El expresidente peruano Castillo, encarcelado, solicita el indulto al nuevo presidente Balcázar

L'ancien président péruvien Castillo, emprisonné, demande grâce au nouveau président Balcázar

L'ancien président péruvien Pedro Castillo (2021-2022), qui purge une peine de 11 ans et 5 mois de prison pour rébellion pour avoir tenté sans succès un coup d'État fin 2022, a demandé jeudi la grâce du nouveau président par intérim du pays, José Balcázar, membre du Congrès du parti marxiste Pérou Libre, avec lequel Castillo a remporté l'élection présidentielle de 2021.

La demande de grâce présidentielle, envoyée au bureau présidentiel, porte la signature de Castillo et a été traitée par son ancien ministre de la Défense et avocat, Walter Ayala, selon le document diffusé par plusieurs médias nationaux péruviens, qui ont eu accès au document.

Dans sa pétition, et bien qu'il n'ait pas encore de condamnation ferme pour demander cette grâce présidentielle, Castillo demande la grâce « en vertu du principe d'humanité » et pour honorer « la parole promise » par Balcázar, qui, avant d'être choisi pour diriger le gouvernement de transition du Pérou, avait laissé échapper la possibilité d'accorder la grâce à l'ancien président, recueillie par EFE.

« (Balcázar) a été nommé président par intérim avec le discours selon lequel il allait gracier Pedro Castillo, et les millions de Péruviens qui ont voté pour Castillo et de nombreux membres du Congrès qui sympathisent avec lui l'ont entendu », a déclaré Ayala aux journalistes après avoir déposé sa demande au Palais du Gouvernement de Lima.

« Ce matin, je l'ai entendu dire que la grâce n'est pas à l'ordre du jour parce que personne ne la lui a demandée. Nous la mettons donc à l'ordre du jour, car elle a été formellement demandée.
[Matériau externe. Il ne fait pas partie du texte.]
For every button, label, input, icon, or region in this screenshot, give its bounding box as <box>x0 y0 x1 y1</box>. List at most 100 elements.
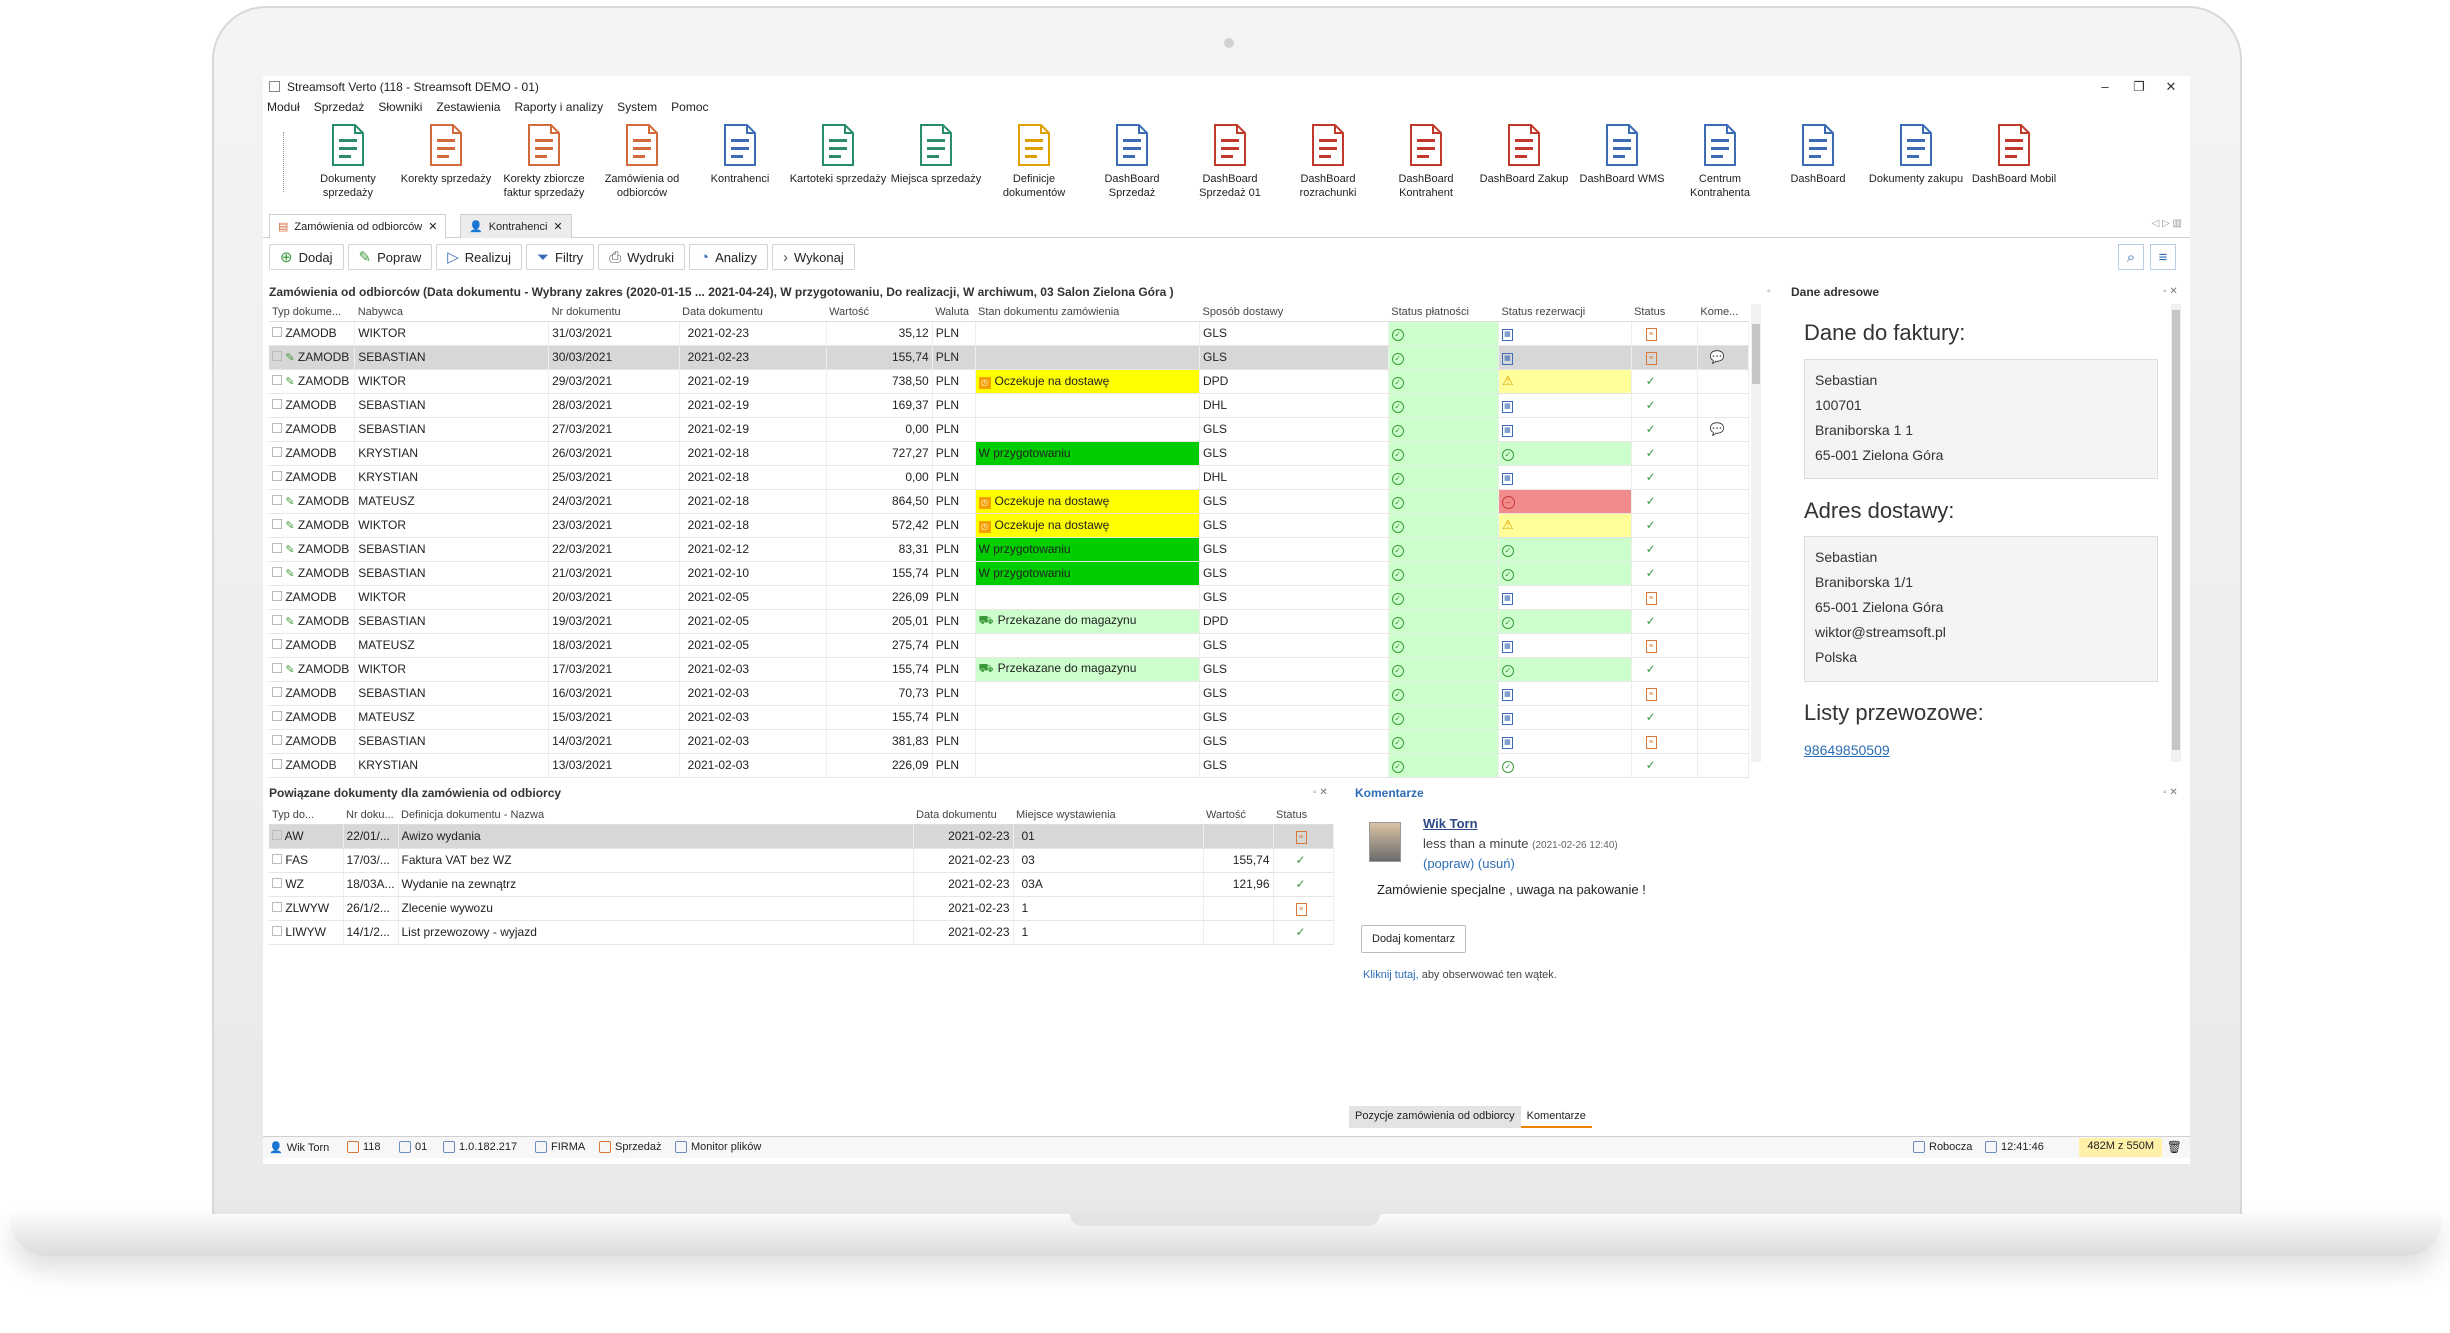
row-checkbox[interactable] <box>272 351 282 361</box>
close-tab-icon[interactable]: ✕ <box>428 220 437 233</box>
menu-modul[interactable]: Moduł <box>267 100 300 118</box>
execute-button[interactable]: › Wykonaj <box>772 244 855 270</box>
waybill-link[interactable]: 98649850509 <box>1804 742 1890 758</box>
comment-cell[interactable] <box>1697 729 1750 754</box>
prints-button[interactable]: ⎙ Wydruki <box>598 244 686 270</box>
ribbon-button[interactable]: Korekty zbiorcze faktur sprzedaży <box>495 122 593 204</box>
row-checkbox[interactable] <box>272 615 282 625</box>
comment-cell[interactable] <box>1697 441 1750 466</box>
follow-link[interactable]: Kliknij tutaj, <box>1363 969 1419 981</box>
column-header[interactable]: Status rezerwacji <box>1498 304 1632 322</box>
row-checkbox[interactable] <box>272 687 282 697</box>
row-checkbox[interactable] <box>272 735 282 745</box>
tab-navigation-icons[interactable]: ◁ ▷ ▥ <box>2152 218 2182 229</box>
menu-pomoc[interactable]: Pomoc <box>671 100 708 118</box>
ribbon-button[interactable]: DashBoard Sprzedaż <box>1083 122 1181 204</box>
comment-edit-link[interactable]: (popraw) <box>1423 856 1474 871</box>
address-scroll-thumb[interactable] <box>2172 310 2180 750</box>
ribbon-button[interactable]: Dokumenty zakupu <box>1867 122 1965 204</box>
column-header[interactable]: Stan dokumentu zamówienia <box>975 304 1200 322</box>
table-row[interactable]: ZAMODB KRYSTIAN 13/03/2021 2021-02-03 226,09… <box>269 753 1750 778</box>
column-header[interactable]: Status <box>1631 304 1698 322</box>
table-row[interactable]: LIWYW 14/1/2... List przewozowy - wyjazd 20… <box>269 920 1334 945</box>
menu-raporty[interactable]: Raporty i analizy <box>514 100 603 118</box>
orders-scroll-thumb[interactable] <box>1752 324 1760 384</box>
table-row[interactable]: AW 22/01/... Awizo wydania 2021-02-23 01 ≡ <box>269 824 1334 849</box>
comment-cell[interactable] <box>1697 705 1750 730</box>
table-row[interactable]: ✎ ZAMODB MATEUSZ 24/03/2021 2021-02-18 864,5… <box>269 489 1750 514</box>
add-comment-button[interactable]: Dodaj komentarz <box>1361 925 1467 953</box>
table-row[interactable]: ZAMODB KRYSTIAN 26/03/2021 2021-02-18 727,27… <box>269 441 1750 466</box>
address-panel-controls[interactable]: ◦ ✕ <box>2163 286 2178 297</box>
column-header[interactable]: Nabywca <box>354 304 549 322</box>
comment-cell[interactable] <box>1697 633 1750 658</box>
table-row[interactable]: ZAMODB WIKTOR 20/03/2021 2021-02-05 226,09 PL… <box>269 585 1750 610</box>
ribbon-button[interactable]: Zamówienia od odbiorców <box>593 122 691 204</box>
ribbon-button[interactable]: DashBoard rozrachunki <box>1279 122 1377 204</box>
table-row[interactable]: WZ 18/03A... Wydanie na zewnątrz 2021-02-23… <box>269 872 1334 897</box>
column-header[interactable]: Data dokumentu <box>679 304 827 322</box>
comment-cell[interactable] <box>1697 585 1750 610</box>
restore-button[interactable]: ❐ <box>2124 77 2154 97</box>
table-row[interactable]: ZAMODB SEBASTIAN 14/03/2021 2021-02-03 381,8… <box>269 729 1750 754</box>
column-header[interactable]: Definicja dokumentu - Nazwa <box>398 806 913 825</box>
column-header[interactable]: Kome... <box>1697 304 1749 322</box>
table-row[interactable]: ZAMODB KRYSTIAN 25/03/2021 2021-02-18 0,00 PL… <box>269 465 1750 490</box>
trash-icon[interactable]: 🗑 <box>2167 1140 2182 1154</box>
ribbon-button[interactable]: Kartoteki sprzedaży <box>789 122 887 204</box>
table-row[interactable]: ZLWYW 26/1/2... Zlecenie wywozu 2021-02-23 1… <box>269 896 1334 921</box>
ribbon-button[interactable]: Dokumenty sprzedaży <box>299 122 397 204</box>
orders-scrollbar[interactable] <box>1751 304 1761 762</box>
ribbon-button[interactable]: DashBoard Sprzedaż 01 <box>1181 122 1279 204</box>
row-checkbox[interactable] <box>272 591 282 601</box>
table-row[interactable]: ✎ ZAMODB WIKTOR 29/03/2021 2021-02-19 738,50… <box>269 369 1750 394</box>
comment-cell[interactable] <box>1697 321 1750 346</box>
menu-lines-icon[interactable]: ≡ <box>2150 244 2176 270</box>
ribbon-button[interactable]: Kontrahenci <box>691 122 789 204</box>
comment-cell[interactable] <box>1697 753 1750 778</box>
row-checkbox[interactable] <box>272 519 282 529</box>
table-row[interactable]: ZAMODB MATEUSZ 15/03/2021 2021-02-03 155,74 P… <box>269 705 1750 730</box>
ribbon-button[interactable]: DashBoard Mobil <box>1965 122 2063 204</box>
comments-panel-controls[interactable]: ◦ ✕ <box>2163 787 2178 798</box>
comment-cell[interactable] <box>1697 369 1750 394</box>
comment-icon[interactable]: 💬 <box>1710 422 1725 436</box>
column-header[interactable]: Wartość <box>1203 806 1273 825</box>
tab-zamowienia[interactable]: ▤ Zamówienia od odbiorców ✕ <box>269 214 447 238</box>
close-tab-icon[interactable]: ✕ <box>553 220 562 233</box>
realize-button[interactable]: ▷ Realizuj <box>436 244 522 270</box>
ribbon-button[interactable]: DashBoard Zakup <box>1475 122 1573 204</box>
column-header[interactable]: Status <box>1273 806 1333 825</box>
row-checkbox[interactable] <box>272 423 282 433</box>
row-checkbox[interactable] <box>272 399 282 409</box>
address-scrollbar[interactable] <box>2171 304 2181 762</box>
ribbon-button[interactable]: DashBoard Kontrahent <box>1377 122 1475 204</box>
row-checkbox[interactable] <box>272 663 282 673</box>
related-panel-controls[interactable]: ◦ ✕ <box>1313 787 1328 798</box>
comment-cell[interactable]: 💬 <box>1697 345 1750 370</box>
row-checkbox[interactable] <box>272 639 282 649</box>
tab-order-items[interactable]: Pozycje zamówienia od odbiorcy <box>1349 1106 1521 1128</box>
ribbon-button[interactable]: Miejsca sprzedaży <box>887 122 985 204</box>
menu-slowniki[interactable]: Słowniki <box>378 100 422 118</box>
comment-icon[interactable]: 💬 <box>1710 350 1725 364</box>
tab-kontrahenci[interactable]: 👤 Kontrahenci ✕ <box>460 214 572 238</box>
table-row[interactable]: ✎ ZAMODB SEBASTIAN 22/03/2021 2021-02-12 83,… <box>269 537 1750 562</box>
column-header[interactable]: Waluta <box>932 304 976 322</box>
tab-comments[interactable]: Komentarze <box>1520 1106 1592 1128</box>
edit-button[interactable]: ✎ Popraw <box>347 244 433 270</box>
table-row[interactable]: ✎ ZAMODB WIKTOR 23/03/2021 2021-02-18 572,42… <box>269 513 1750 538</box>
table-row[interactable]: ZAMODB SEBASTIAN 16/03/2021 2021-02-03 70,73… <box>269 681 1750 706</box>
ribbon-button[interactable]: Centrum Kontrahenta <box>1671 122 1769 204</box>
table-row[interactable]: ZAMODB SEBASTIAN 27/03/2021 2021-02-19 0,00 P… <box>269 417 1750 442</box>
comment-cell[interactable] <box>1697 465 1750 490</box>
row-checkbox[interactable] <box>272 878 282 888</box>
table-row[interactable]: FAS 17/03/... Faktura VAT bez WZ 2021-02-23… <box>269 848 1334 873</box>
ribbon-button[interactable]: DashBoard WMS <box>1573 122 1671 204</box>
column-header[interactable]: Status płatności <box>1388 304 1499 322</box>
comment-cell[interactable] <box>1697 561 1750 586</box>
comment-cell[interactable] <box>1697 489 1750 514</box>
ribbon-button[interactable]: Definicje dokumentów <box>985 122 1083 204</box>
row-checkbox[interactable] <box>272 327 282 337</box>
comment-cell[interactable] <box>1697 537 1750 562</box>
Le pays tout entier le regarde en ce moment et nous allons voir ce qu'il fait », a-t-il ajouté.

L'avocat a assuré que la grâce présidentielle est appropriée dans le cas de Castillo, même s'il n'y a pas de condamnation définitive, puisqu'une grâce humanitaire n'est pas demandée pour des raisons de santé, comme celle obtenue en 2017 par l'ancien président Alberto Fujimori (1990-2000).

En décembre dernier, Castillo a été condamné à 11 ans et 5 mois de prison pour crime de rébellion pour avoir mené un coup d'État manqué le 7 décembre 2022, au cours duquel il a donné un message à la nation ordonnant la dissolution du Parlement et l'intervention du pouvoir judiciaire.

Le message, donné dans le but d'éviter une éventuelle destitution par le Congrès après que des preuves de corruption dans son administration aient été révélées et affectant directement le président, n'a eu aucun effet et il a été arrêté quelques minutes plus tard, alors qu'il avait quitté le Palais du Gouvernement et se dirigeait apparemment vers l'ambassade du Mexique, où sa famille a obtenu l'asile.

Depuis le début du procès contre lui, Castillo a rejeté les accusations et s'est déclaré victime de persécution politique, insistant sur le fait qu'il a été arrêté alors qu'il n'avait pas encore été destitué par le Parlement, qui l'a également destitué du pouvoir sans se conformer à la procédure, en ne lui donnant pas le droit de se défendre ou en n'ayant pas les voix pour le faire en un seul jour.

Balcázar, pour sa part, exercera la fonction de chef de l'État jusqu'au 28 juillet, date à laquelle il devra remettre le commandement présidentiel au vainqueur des élections présidentielles déjà convoquées pour le 12 avril prochain, où le parti de Castillo fait partie des listes du parti de gauche Ensemble pour le Pérou (JP), de son ancien ministre Roberto Sánchez.